Side Effects to Monitor
Low blood cell counts, nausea, fatigue, alopecia (hair loss)
Interstitial lung disease (ILD) is rare but may increase mortality if it occurs. Monitor pulmonary function and watch for signs of ILD.
Patients receive treatment until disease progression or unacceptable toxicity occurs.
Monitoring Treatment and Follow-Up of Both ADC Drugs
During and after treatment with Sacituzumab govitecan-hziy or fam-trastuzumab deruxtecan-nxki, clinicians should:
Monitor blood cell counts, electrolytes, liver/kidney function
Specifically, watch for ILD with fam-trastuzumab deruxtecan-nxki
Watch for signs of infection
Assess clinical response with imaging every 3 months (CT scan of the chest/abdomen/pelvis and either bone scan or PET/CT scan.)
Provide supportive care for side effects
Check for late effects of chemotherapy (including adverse cardiac and hematologic effects)
Primary Care Clinicians Should Consider Referring Eligible Patients Including:
Those with metastatic triple negative breast cancer after 2 or more different courses of therapy
Patients with metastatic hormone receptor-positive, HER2-negative breast cancer after 2 or more different courses of therapy
Cases of urothelial cancer post-platinum chemotherapy/immunotherapy
HER2-positive breast cancer or gastric/gastroesophageal junction adenocarcinoma progressing after other anti-HER2 options have been tried.
Indicators That Patients Could Benefit from ADC Treatment
Disease progression despite multiple treatments
Presence of actionable genetic markers like HER2 mutations or Trop-2 overexpression
Patient has a strong cancer performance status and adequate organ function to tolerate intravenous therapy with the ADC medication.
FAQs
Question 1: How are these drugs administered?
Both fam-trastuzumab deruxtecan-nxki and sacituzumab govitecan-hziy are given as intravenous infusions, typically in outpatient infusion centers. Treatment is repeated every 1-3 weeks depending on protocol.
Question 2: How long is treatment given?
Patients receive treatment until disease progression or unacceptable toxicity occurs. Some people have prolonged responses measured in years.
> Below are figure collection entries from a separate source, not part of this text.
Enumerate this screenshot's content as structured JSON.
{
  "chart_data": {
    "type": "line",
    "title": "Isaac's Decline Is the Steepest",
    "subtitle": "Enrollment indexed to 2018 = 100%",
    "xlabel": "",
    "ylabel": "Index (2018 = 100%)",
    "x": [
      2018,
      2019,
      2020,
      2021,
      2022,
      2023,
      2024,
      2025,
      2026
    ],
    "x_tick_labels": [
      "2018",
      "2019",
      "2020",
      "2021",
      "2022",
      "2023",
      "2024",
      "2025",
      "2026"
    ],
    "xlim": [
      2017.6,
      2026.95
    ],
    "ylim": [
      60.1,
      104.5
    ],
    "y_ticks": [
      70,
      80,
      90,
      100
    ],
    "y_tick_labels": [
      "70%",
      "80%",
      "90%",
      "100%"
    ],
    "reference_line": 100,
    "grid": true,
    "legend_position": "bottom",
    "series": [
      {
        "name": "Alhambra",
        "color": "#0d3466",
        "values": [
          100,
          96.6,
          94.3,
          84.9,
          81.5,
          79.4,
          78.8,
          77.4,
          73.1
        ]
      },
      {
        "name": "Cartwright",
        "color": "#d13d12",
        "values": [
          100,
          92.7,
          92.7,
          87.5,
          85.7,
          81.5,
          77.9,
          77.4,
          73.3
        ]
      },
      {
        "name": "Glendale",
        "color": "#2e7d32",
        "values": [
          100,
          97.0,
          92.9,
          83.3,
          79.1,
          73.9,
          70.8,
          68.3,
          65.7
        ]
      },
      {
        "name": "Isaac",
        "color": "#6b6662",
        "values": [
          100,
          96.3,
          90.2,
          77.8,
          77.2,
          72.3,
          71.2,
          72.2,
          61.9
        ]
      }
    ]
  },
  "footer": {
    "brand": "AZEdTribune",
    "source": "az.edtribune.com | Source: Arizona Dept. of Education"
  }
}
Question 3: What kind of testing is needed before starting treatment?
Testing for HER2 or Trop-2 biomarkers via immunohistochemistry or by FISH (fluorescence in situ hybridization) is required to determine if the cancer will respond.
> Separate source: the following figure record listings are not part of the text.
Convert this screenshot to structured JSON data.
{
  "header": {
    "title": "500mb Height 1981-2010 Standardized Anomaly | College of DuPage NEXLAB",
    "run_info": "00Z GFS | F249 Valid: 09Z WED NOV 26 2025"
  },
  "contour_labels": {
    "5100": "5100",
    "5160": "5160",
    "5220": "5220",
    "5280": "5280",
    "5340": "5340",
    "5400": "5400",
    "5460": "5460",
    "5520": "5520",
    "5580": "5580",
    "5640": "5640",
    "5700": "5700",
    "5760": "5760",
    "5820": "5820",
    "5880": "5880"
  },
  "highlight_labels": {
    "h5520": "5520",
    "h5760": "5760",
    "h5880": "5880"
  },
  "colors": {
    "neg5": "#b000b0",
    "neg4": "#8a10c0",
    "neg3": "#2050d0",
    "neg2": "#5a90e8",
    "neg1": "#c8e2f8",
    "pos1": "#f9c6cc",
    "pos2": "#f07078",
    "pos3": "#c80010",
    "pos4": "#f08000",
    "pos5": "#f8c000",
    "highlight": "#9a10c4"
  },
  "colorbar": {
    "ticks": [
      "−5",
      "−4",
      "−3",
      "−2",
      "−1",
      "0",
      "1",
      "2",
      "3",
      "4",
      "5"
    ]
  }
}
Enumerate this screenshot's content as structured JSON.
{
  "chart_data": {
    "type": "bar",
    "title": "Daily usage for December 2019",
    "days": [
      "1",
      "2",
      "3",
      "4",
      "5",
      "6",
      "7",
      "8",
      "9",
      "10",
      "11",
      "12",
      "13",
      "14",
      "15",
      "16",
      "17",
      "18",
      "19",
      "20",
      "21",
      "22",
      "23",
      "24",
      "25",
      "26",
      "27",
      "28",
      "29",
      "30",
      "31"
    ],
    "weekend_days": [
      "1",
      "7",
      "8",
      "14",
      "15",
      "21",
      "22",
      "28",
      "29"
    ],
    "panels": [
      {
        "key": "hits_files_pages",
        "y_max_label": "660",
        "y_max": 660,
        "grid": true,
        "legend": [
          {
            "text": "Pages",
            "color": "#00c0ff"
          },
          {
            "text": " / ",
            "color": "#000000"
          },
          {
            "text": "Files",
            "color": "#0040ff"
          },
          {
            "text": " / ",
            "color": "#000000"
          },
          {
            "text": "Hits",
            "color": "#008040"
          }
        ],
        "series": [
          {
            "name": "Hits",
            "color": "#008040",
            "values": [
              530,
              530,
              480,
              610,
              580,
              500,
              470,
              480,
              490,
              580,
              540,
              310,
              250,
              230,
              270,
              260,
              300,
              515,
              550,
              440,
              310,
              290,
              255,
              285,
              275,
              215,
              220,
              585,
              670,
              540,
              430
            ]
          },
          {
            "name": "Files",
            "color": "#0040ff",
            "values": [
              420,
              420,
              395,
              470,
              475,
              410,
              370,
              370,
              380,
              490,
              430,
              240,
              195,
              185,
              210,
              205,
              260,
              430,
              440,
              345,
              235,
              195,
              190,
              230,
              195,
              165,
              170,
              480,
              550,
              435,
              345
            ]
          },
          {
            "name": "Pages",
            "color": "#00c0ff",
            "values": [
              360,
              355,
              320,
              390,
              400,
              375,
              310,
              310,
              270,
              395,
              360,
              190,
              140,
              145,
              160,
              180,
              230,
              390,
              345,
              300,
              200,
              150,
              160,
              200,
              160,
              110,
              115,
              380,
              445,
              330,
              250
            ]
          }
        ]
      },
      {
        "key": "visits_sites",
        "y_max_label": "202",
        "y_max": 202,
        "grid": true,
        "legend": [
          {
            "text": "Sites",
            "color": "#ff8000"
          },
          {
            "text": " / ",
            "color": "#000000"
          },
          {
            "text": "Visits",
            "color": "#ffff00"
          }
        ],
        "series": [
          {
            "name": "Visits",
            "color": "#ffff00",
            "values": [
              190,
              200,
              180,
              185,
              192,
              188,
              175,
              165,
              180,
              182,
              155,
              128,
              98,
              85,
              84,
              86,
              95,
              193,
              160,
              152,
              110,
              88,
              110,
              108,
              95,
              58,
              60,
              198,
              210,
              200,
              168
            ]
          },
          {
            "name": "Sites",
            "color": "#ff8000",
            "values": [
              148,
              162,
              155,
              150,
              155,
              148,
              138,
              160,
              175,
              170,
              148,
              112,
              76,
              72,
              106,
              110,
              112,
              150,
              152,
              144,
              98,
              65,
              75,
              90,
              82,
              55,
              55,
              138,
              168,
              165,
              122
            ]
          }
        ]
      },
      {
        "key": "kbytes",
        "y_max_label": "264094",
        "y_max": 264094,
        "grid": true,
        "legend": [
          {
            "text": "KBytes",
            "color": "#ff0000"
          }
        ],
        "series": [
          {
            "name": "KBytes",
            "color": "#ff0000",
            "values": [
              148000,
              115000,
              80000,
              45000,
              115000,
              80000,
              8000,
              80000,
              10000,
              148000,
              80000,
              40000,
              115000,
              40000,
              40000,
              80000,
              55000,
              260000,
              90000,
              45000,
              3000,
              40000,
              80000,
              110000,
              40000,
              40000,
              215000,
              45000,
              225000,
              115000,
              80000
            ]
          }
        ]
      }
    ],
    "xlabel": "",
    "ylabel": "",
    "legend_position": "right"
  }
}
Question 4: What are costs and coverage?
These are newer therapies that can be expensive and coverage varies based on indication and insurer which needs to be confirmed.
Question 5: What should patients expect from treatment?
Most patients tolerate treatment relatively well and can expect stabilization or tumor reduction for a period of time before the cancer develops resistance. Quality of life is often maintained or improved.
Patient Education and Empowerment
Educating patients about the availability and efficacy of Sacituzumab govitecan-hziy and fam-trastuzumab deruxtecan-nxki is a crucial aspect of family and primary care medicine. Empowering patients with knowledge about these targeted therapies fosters informed decision-making and facilitates a collaborative approach to treatment planning.
Conclusion
Newer methodologies such as the use of AI and NGS is allowing the creation of more individualized cancer therapies.
The antibody-drug conjugates sacituzumab govitecan-hziy and fam-trastuzumab deruxtecan-nxki have transformed the treatment landscape for certain types of metastatic breast cancer, gastric cancer, and urinary tract cancers. By precisely targeting cancer cells and mostly sparing healthy cells, they offer better efficacy and tolerability than conventional chemotherapy. Primary care physicians should be aware that these targeted therapies may extend patient survival by over a year.